COPD, especially in the latter stages of the disease, is frequently associated with exacerbations. Acute exacerbation of COPD (AECOPD) is defined as “an acute worsening of respiratory symptoms requiring a change in treatment” [5]. These exacerbations are a known contributor to diminished lung function, quality of life, and mortality rates [6-8], and the prevention of COPD exacerbations is a vital therapeutic goal. Recent systematic reviews on the association of protein biomarkers with COPD outcomes identified the emergence of interleukin-1 beta, serum C-X-C motif chemokine ligand 10, fibrinogen, soluble receptor for advanced glycation, surfactant protein D, and club cell secretory protein as novel biomarkers [9]. Plasma fibrinogen levels are of great importance, especially in LMICs, as they are economically feasible, easy to measure, and repeated as needed in routine clinical practice [10]. The goal of this study was to evaluate the association of serum fibrinogen levels with COPD outcomes and the effectiveness of serum fibrinogen levels and their optimal cut-off values as prognostic biomarkers for hospitalized COPD patients.

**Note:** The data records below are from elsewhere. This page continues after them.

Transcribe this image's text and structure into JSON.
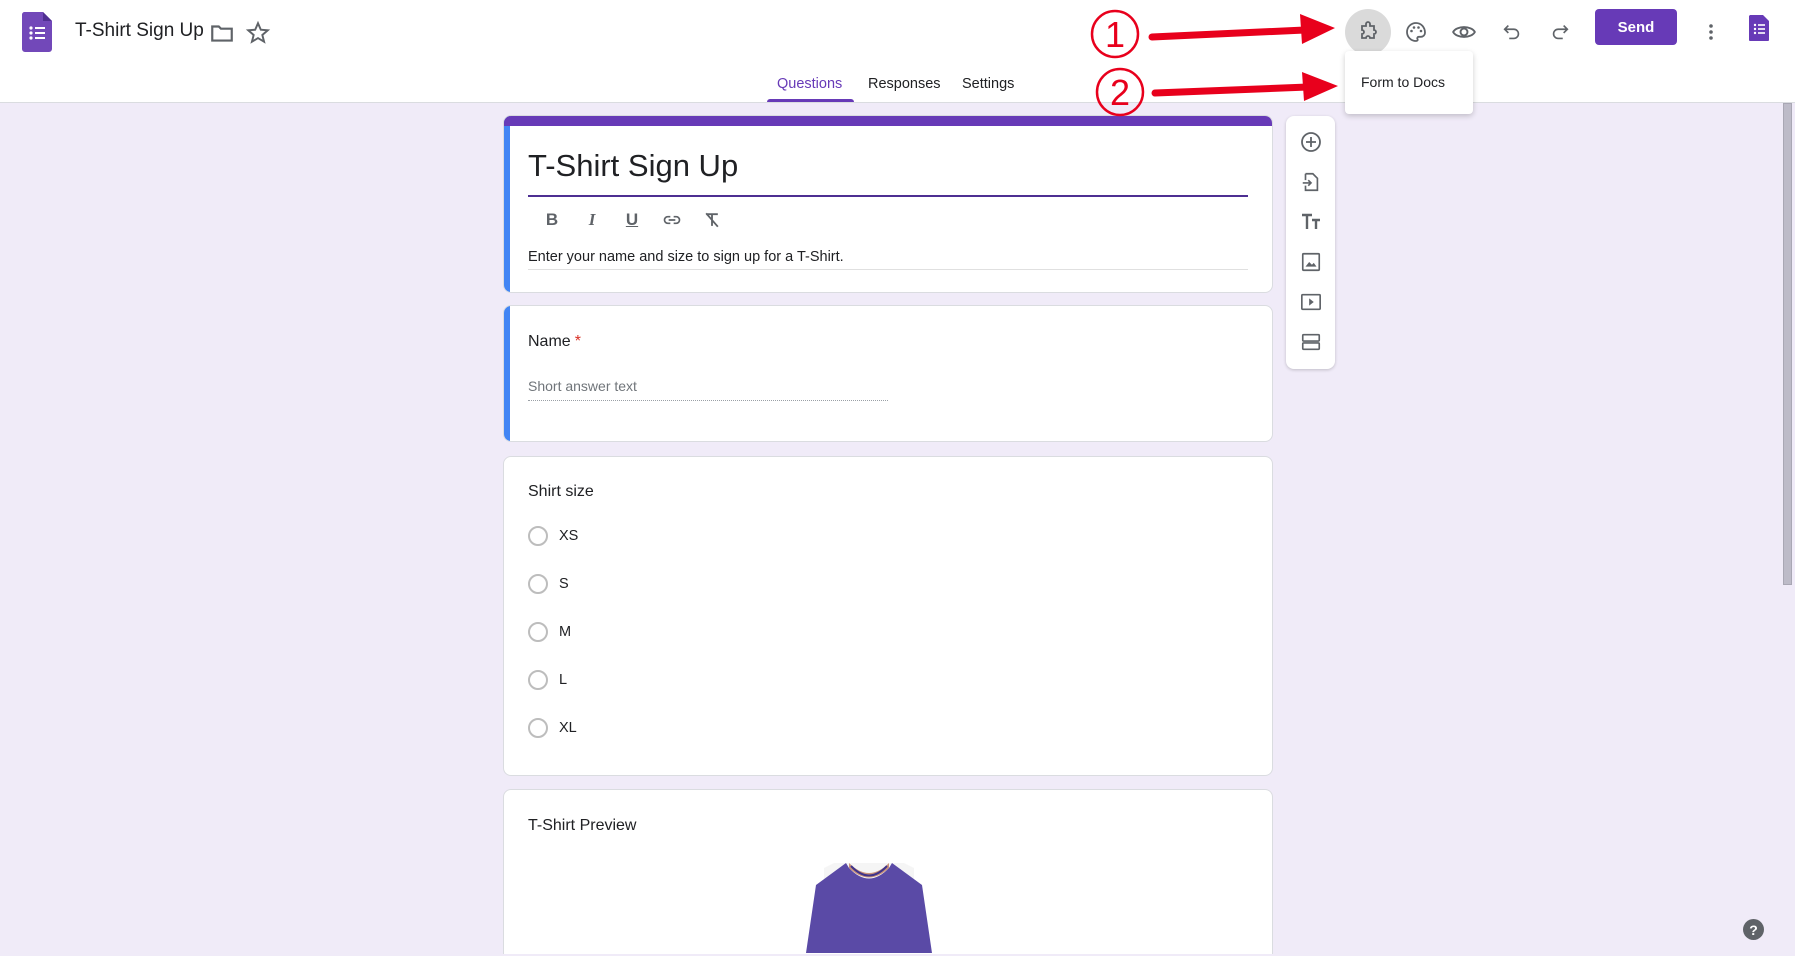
{
  "header": {
    "doc_title": "T-Shirt Sign Up",
    "send_label": "Send",
    "icons": [
      "forms-logo-icon",
      "folder-icon",
      "star-icon",
      "puzzle-addon-icon",
      "palette-icon",
      "eye-preview-icon",
      "undo-icon",
      "redo-icon",
      "more-vert-icon",
      "forms-sheets-icon"
    ]
  },
  "tabs": [
    {
      "label": "Questions",
      "active": true
    },
    {
      "label": "Responses",
      "active": false
    },
    {
      "label": "Settings",
      "active": false
    }
  ],
  "addon_menu": {
    "items": [
      {
        "label": "Form to Docs"
      }
    ]
  },
  "annotations": [
    {
      "number": "1",
      "target": "add-ons button"
    },
    {
      "number": "2",
      "target": "Form to Docs menu item"
    }
  ],
  "form": {
    "title": "T-Shirt Sign Up",
    "description": "Enter your name and size to sign up for a T-Shirt.",
    "format_buttons": [
      "B",
      "I",
      "U",
      "link",
      "clear-format"
    ]
  },
  "questions": [
    {
      "title": "Name",
      "required": true,
      "required_mark": "*",
      "placeholder": "Short answer text"
    },
    {
      "title": "Shirt size",
      "options": [
        "XS",
        "S",
        "M",
        "L",
        "XL"
      ]
    },
    {
      "title": "T-Shirt Preview"
    }
  ],
  "side_toolbar": [
    "add-question-icon",
    "import-questions-icon",
    "add-title-icon",
    "add-image-icon",
    "add-video-icon",
    "add-section-icon"
  ],
  "help": {
    "label": "?"
  },
  "colors": {
    "accent": "#673ab7",
    "selected": "#4285f4",
    "background": "#f0ebf8",
    "annotation": "#e8001c"
  }
}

The current study aimed to test the hypothesis that elevated fibrinogen levels are associated with increased AECOPD cases per year, lower lung function, and lower functional indices such as BODE (body mass index, airflow obstruction, dyspnea, and exercise capacity), ADO (age, dyspnea, airflow obstruction), and DOSE (dyspnea, obstruction, smoking, exacerbation). In addition, it tests the effectiveness of serum fibrinogen levels and their optimal cut-off values to predict episodes of acute exacerbation for hospitalized COPD patients with moderate and severe COPD.
Materials and methods
Study population
Participants were recruited from a tertiary care university teaching hospital from November 2019 to April 2020. The Institutional Ethics Committee of JSS Medical College, Mysore approved this study. This study included 35 stable COPD patients, 35 COPD patients with acute exacerbation, and 35 non-COPD healthy controls, who were matched for both age and gender.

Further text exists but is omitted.